Si tratta di nuove risorse, rese disponibili nell'ultima legge di bilancio sulla base di quanto in precedenza, con cadenza espressamente annuale, era stato destinato all'accoglienza diffusa, ovvero quella sui territorio delle piccole comunità, delle reti costituite dai comuni minori e consorziati tra loro. Già, perché bisogna precisare che da quando il modello Sprar è stato avviato, ossia a partire dal 2002 con un impatto su 120 comuni coinvolti e poche migliaia di beneficiari stranieri, i progetti venivano valutati e finanziati solo annualmente. Nessuna deroga. A oggi i comuni che, sull'intero territorio nazionale, accolgono sono circa 3mila sugli 8mila complessivi e, per quest'ultima tranche di progetti scaduti, il titolare del Viminale ha firmato un apposito decreto per elargire ad altri 171 comuni una cifra pari al 90 per cento dell'intero costo del programma. Inoltre sempre in questa circostanza sono stati approvati anche gli ampliamenti per la capacità di accoglienza per ulteriori 1423 posti in altri 46 territori. Pari a una spesa aggiuntiva di altri 20 milioni l'anno. Ma la soglia del dispendio non si ferma a questi conteggi.

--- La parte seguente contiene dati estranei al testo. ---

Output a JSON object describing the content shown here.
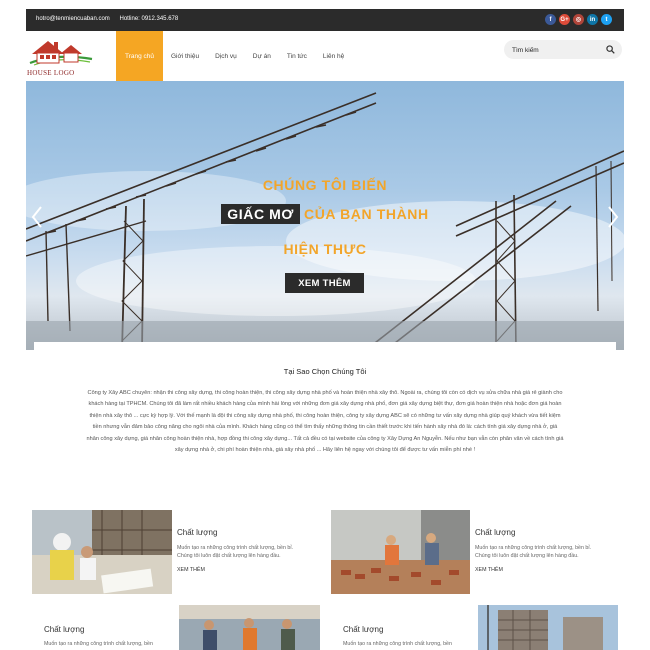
{
  "topbar": {
    "email": "hotro@tenmiencuaban.com",
    "hotline": "Hotline: 0912.345.678"
  },
  "socials": [
    {
      "name": "facebook-icon",
      "glyph": "f",
      "color": "#3b5998"
    },
    {
      "name": "google-plus-icon",
      "glyph": "G+",
      "color": "#dd4b39"
    },
    {
      "name": "instagram-icon",
      "glyph": "◎",
      "color": "#b0453a"
    },
    {
      "name": "linkedin-icon",
      "glyph": "in",
      "color": "#0e76a8"
    },
    {
      "name": "twitter-icon",
      "glyph": "t",
      "color": "#1da1f2"
    }
  ],
  "logo": {
    "text": "HOUSE LOGO"
  },
  "nav": {
    "items": [
      "Trang chủ",
      "Giới thiệu",
      "Dịch vụ",
      "Dự án",
      "Tin tức",
      "Liên hệ"
    ],
    "active": 0
  },
  "search": {
    "placeholder": "Tìm kiếm"
  },
  "hero": {
    "line1": "CHÚNG TÔI BIẾN",
    "line2_dark": "GIẤC MƠ",
    "line2_rest": "CỦA BẠN THÀNH",
    "line3": "HIỆN THỰC",
    "button": "XEM THÊM"
  },
  "about": {
    "title": "Tại Sao Chọn Chúng Tôi",
    "text": "Công ty Xây ABC chuyên: nhận thi công xây dựng, thi công hoàn thiện, thi công xây dựng nhà phố và hoàn thiện nhà xây thô. Ngoài ra, chúng tôi còn có dịch vụ sửa chữa nhà giá rẻ giành cho khách hàng tại TPHCM. Chúng tôi đã làm rất nhiều khách hàng của mình hài lòng với những đơn giá xây dựng nhà phố, đơn giá xây dựng biệt thự, đơn giá hoàn thiện nhà hoặc đơn giá hoàn thiện nhà xây thô ... cực kỳ hợp lý. Với thế mạnh là đội thi công xây dựng nhà phố, thi công hoàn thiện, công ty xây dựng ABC sẽ có những tư vấn xây dựng nhà giúp quý khách vừa tiết kiệm tiền nhưng vẫn đảm bảo công năng cho ngôi nhà của mình. Khách hàng cũng có thể tìm thấy những thông tin cần thiết trước khi tiến hành xây nhà đó là: cách tính giá xây dựng nhà ở, giá nhân công xây dựng, giá nhân công hoàn thiện nhà, hợp đồng thi công xây dựng... Tất cả đều có tại website của công ty Xây Dựng An Nguyễn. Nếu như bạn vẫn còn phân vân về cách tính giá xây dựng nhà ở, chi phí hoàn thiện nhà, giá xây nhà phố ... Hãy liên hệ ngay với chúng tôi để được tư vấn miễn phí nhé !"
  },
  "cards": [
    {
      "title": "Chất lượng",
      "desc": "Muốn tạo ra những công trình chất lượng, bền bỉ. Chúng tôi luôn đặt chất lượng lên hàng đầu.",
      "more": "XEM THÊM"
    },
    {
      "title": "Chất lượng",
      "desc": "Muốn tạo ra những công trình chất lượng, bền bỉ. Chúng tôi luôn đặt chất lượng lên hàng đầu.",
      "more": "XEM THÊM"
    },
    {
      "title": "Chất lượng",
      "desc": "Muốn tạo ra những công trình chất lượng, bền",
      "more": ""
    },
    {
      "title": "Chất lượng",
      "desc": "Muốn tạo ra những công trình chất lượng, bền",
      "more": ""
    }
  ],
  "colors": {
    "accent": "#f5a623",
    "dark": "#2b2b2b",
    "hero_text": "#f2a52a"
  }
}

Vale la pena ricordare a questo punto che è stato lo stesso Minniti a incrementare, ad agosto scorso, il contributo che spetta ai comuni per ogni immigrato ospitato nello Sprar: da 500 a 700 euro. Soldi che piovono nelle casse degli enti locali liberi da vincoli e che valgono un bel gruzzolo (attorno a 35 milioni) considerando che gli immigrati interessati, a oggi, sono circa 50mila. Ma volendo esplicitare la tipologia dello straniero inserito nei progetti di protezione al fine favorirne il percorso di integrazione e una propria autonomia ci si rende conto che solo una piccola percentuale di costoro è in possesso del titolo di rifugiato, la maggioranza ha richiesto l'asilo e potrà vederselo anche rifiutare perché senza i dovuti requisiti. Altrettanti godono invece della cosiddetta protezione umanitaria che viene accordata per raccomandazione alla prefettura da parte della commissione territoriale. Già, ma se questa forma residuale di protezione, venisse stralciata dall'ordinamento italiano esattamente come prevede il piano immigrazione di Forza Italia, oltre ai centri di accoglienza straordinaria si svuoterebbero anche gli Sprar e parecchi dei beneficiari andrebbero rispediti a casa propria. Inevitabile considerare la ricaduta positiva: migliore accoglienza per chi resta, migliore integrazione e soprattutto maggiore possibilità di inserimento sociale e lavorativo.

Eppure lo Sprar così malamente organizzato andrà avanti per altri tre anni e qualsiasi governo uscirà dalle urne continuerà ad elargire fino al 2020 ben 5,2 milioni di euro al Consorzio grossetano, altri 2,6 al Consorzio cuneese e 1,2 milioni all'anno al comune di Campobasso solo per citarne alcuni.